An art critic discovers Luther

An art critic discovers Luther September 26, 2012

Daniel Siedell is a Christian art critic and curator, the author of God in the Gallery: A Christian Embrace of Modern Art.  In a recent post on his Patheos blog Cultivare, he describes how frustrated he became with evangelical and Reformed scholarship on the arts, leading him to turn to Catholic and Orthodox theologians.  But then he discovered Luther and Lutheranism, who were not at all the way he had assumed:

 The outlier in my aesthetic evangelical resourcement was Luther, whom I had simply lumped into the Protestant tradition as a “pre-Calvinist” and a “post-Catholic,” shaped as I was by the biases of Catholic and Reformed interpreters, and art historians like Joseph Leo Koerner, who blamed the Reformer for a privatized, relativized, and disenchanted Protestant faith. But things changed when my family and I became members of a confessional Lutheran Church (LCMS), and I discovered through the weekly practice of the preached Word and Sacrament, that Philip Cary is right: Luther is not quite Protestant. And for the sake of enriching evangelical cultural thought, that is a very good thing, as even Reformed historian Mark Noll observed in his classic essay, “The Lutheran Difference,” published in 1992 in First Things. But, unfortunately, as Kevin DeYoung admitted last summer, Luther and the Lutheran tradition remain virtually unknown to conference-circuit evangelicalism.

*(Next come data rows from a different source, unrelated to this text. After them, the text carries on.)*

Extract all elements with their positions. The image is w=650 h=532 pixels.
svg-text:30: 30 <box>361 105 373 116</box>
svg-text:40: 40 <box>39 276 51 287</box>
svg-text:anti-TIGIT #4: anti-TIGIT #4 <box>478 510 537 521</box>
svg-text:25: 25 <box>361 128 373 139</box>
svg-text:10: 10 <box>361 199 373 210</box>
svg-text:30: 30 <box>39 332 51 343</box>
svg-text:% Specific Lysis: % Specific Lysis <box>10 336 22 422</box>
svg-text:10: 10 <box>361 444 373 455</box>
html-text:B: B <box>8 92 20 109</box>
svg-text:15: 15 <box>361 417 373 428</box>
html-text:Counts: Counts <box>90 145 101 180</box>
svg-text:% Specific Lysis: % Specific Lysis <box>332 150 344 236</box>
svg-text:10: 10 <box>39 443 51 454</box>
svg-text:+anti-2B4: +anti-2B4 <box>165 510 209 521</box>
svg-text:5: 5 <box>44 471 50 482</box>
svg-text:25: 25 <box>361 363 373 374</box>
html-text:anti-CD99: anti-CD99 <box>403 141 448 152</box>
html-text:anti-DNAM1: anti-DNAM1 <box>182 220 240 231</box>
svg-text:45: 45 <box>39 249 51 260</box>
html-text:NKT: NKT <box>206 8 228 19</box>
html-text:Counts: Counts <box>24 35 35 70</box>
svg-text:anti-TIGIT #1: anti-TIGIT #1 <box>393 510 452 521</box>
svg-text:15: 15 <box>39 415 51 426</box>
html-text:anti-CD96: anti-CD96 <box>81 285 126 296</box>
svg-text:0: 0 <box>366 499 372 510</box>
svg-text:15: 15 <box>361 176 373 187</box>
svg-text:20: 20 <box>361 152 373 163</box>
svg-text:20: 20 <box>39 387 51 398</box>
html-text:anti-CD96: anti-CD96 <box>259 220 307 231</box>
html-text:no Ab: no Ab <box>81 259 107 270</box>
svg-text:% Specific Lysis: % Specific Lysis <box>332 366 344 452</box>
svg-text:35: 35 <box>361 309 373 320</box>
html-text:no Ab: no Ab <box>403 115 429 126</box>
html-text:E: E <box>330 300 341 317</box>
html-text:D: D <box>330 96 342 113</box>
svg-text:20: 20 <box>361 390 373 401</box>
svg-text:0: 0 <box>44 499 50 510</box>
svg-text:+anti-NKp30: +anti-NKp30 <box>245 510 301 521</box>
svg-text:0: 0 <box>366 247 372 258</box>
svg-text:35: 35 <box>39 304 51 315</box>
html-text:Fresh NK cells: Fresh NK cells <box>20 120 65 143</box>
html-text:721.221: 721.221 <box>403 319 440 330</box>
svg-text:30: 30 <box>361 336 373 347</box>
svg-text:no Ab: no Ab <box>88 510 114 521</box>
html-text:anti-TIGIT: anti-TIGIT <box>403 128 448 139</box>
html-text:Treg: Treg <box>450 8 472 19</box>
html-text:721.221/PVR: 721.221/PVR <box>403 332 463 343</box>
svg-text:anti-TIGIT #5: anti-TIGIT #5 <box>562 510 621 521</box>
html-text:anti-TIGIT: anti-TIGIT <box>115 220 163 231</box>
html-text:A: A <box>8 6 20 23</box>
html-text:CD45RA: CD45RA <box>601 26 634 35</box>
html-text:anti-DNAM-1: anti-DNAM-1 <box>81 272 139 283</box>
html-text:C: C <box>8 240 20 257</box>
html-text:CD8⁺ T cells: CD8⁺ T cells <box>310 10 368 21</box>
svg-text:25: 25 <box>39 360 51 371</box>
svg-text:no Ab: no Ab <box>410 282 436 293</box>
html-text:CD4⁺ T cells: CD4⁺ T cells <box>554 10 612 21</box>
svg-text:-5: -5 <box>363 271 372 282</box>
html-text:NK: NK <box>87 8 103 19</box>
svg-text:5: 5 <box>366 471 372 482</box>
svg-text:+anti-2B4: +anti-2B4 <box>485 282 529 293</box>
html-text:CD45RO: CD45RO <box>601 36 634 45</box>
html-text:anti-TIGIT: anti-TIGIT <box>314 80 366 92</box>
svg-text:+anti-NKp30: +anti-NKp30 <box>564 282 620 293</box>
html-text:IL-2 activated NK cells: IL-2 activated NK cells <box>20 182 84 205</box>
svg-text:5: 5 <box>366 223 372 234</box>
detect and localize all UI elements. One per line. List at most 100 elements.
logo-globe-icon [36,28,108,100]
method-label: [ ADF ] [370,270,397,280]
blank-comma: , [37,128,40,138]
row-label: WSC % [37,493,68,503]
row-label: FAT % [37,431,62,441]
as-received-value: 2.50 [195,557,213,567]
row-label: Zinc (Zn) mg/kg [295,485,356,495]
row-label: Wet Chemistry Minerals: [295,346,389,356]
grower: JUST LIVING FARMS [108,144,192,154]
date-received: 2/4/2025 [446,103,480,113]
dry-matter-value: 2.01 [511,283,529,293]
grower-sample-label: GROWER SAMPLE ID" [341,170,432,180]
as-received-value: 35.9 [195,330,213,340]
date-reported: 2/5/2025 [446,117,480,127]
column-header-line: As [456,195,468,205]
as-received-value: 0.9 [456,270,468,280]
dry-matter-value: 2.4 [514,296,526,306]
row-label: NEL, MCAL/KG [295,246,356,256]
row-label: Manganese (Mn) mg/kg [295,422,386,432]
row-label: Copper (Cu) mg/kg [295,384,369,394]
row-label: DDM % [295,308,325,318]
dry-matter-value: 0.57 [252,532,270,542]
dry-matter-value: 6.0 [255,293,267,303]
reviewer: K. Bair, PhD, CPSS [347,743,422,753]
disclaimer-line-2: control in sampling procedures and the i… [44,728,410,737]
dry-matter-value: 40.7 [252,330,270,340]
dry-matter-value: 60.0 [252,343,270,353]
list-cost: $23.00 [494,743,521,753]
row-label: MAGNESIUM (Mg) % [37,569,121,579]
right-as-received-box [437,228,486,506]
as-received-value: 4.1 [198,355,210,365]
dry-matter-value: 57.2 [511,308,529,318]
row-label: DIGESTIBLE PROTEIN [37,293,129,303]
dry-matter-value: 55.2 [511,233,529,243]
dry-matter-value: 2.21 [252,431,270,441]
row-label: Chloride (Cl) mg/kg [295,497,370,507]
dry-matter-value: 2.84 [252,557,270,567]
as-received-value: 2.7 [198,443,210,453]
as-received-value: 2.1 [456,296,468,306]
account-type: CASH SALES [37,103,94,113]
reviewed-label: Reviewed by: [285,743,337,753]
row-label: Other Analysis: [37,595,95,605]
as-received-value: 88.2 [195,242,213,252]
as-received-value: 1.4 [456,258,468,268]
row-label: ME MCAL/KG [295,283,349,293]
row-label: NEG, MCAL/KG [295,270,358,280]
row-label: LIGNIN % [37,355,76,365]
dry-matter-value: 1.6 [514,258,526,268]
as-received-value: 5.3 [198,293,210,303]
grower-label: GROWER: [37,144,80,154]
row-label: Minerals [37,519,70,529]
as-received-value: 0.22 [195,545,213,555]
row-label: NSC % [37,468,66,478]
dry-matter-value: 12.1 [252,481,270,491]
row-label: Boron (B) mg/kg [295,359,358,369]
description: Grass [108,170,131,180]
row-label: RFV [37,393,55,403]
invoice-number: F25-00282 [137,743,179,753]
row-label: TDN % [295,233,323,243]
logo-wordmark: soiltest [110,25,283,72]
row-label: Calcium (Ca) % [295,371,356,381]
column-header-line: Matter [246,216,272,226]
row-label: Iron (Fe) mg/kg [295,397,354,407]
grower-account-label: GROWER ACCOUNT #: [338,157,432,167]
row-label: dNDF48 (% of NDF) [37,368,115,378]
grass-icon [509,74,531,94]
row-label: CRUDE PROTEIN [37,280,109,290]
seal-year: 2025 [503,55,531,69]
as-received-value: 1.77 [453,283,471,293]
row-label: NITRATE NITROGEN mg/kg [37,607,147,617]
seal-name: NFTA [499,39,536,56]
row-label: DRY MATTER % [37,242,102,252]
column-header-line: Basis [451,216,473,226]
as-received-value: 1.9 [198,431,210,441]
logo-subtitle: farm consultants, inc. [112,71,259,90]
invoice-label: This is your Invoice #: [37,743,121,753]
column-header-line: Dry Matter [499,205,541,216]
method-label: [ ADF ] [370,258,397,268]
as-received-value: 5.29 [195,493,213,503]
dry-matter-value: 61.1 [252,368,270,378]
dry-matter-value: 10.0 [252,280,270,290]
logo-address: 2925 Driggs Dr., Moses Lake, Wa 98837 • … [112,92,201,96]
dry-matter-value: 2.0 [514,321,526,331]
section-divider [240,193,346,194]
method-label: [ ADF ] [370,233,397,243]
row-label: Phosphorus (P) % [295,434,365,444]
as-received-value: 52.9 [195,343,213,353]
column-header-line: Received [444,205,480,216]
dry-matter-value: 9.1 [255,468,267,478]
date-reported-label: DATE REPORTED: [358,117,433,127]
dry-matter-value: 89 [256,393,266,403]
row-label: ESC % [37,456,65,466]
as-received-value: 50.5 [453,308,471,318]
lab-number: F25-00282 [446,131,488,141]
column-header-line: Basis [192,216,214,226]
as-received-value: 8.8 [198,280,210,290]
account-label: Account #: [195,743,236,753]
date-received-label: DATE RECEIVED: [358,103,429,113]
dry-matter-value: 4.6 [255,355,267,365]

Although I practiced the Christian faith in the Lutheran tradition for almost eight years, it was not until I encountered Luther, liberated from a confessional tradition that had domesticated it and non-Lutheran thinkers who had distorted it, and interpreted through sensitive readers like the Hamann scholar Oswald Bayer, Steve Paulson, Gerhard Ebeling, and Gerhard Forde, that he came alive for me, presenting to me a Luther I never knew. And a Luther evangelicalism desperately needs.

What I discovered is a Luther whose thought offers fertile ground for a desperately needed re-evaluation of evangelical approaches to art and culture, from his understanding of the distinctions between the letter and the spirit; law and gospel; theology of the cross and theology of glory; the kingdom of God and the kingdom of this world; the human being as simultaneously sinner and saint; God hidden and revealed; and nature and grace. In addition, in his revolutionary understanding of vocation and through his emphasis on the sacramental nature of the preached Word, Luther opens up space to think freely and creatively about modern art, without expectations for what art should look like. For Luther, it is not what we see, but what we hear from paintings, when the bullets are flying, when push comes to shove, as we live and feel the pressure of life and the strained relationship between God and neighbor.

And so I find Luther a welcome and helpful companion when I go to art museums and art galleries, when I am confronted by work that looks different, that frustrates my expectations, and distracts me by its strangeness. Luther is teaching me to wait in faith, and listen, with love.

via Luther, Evangelicals, and Modern Art.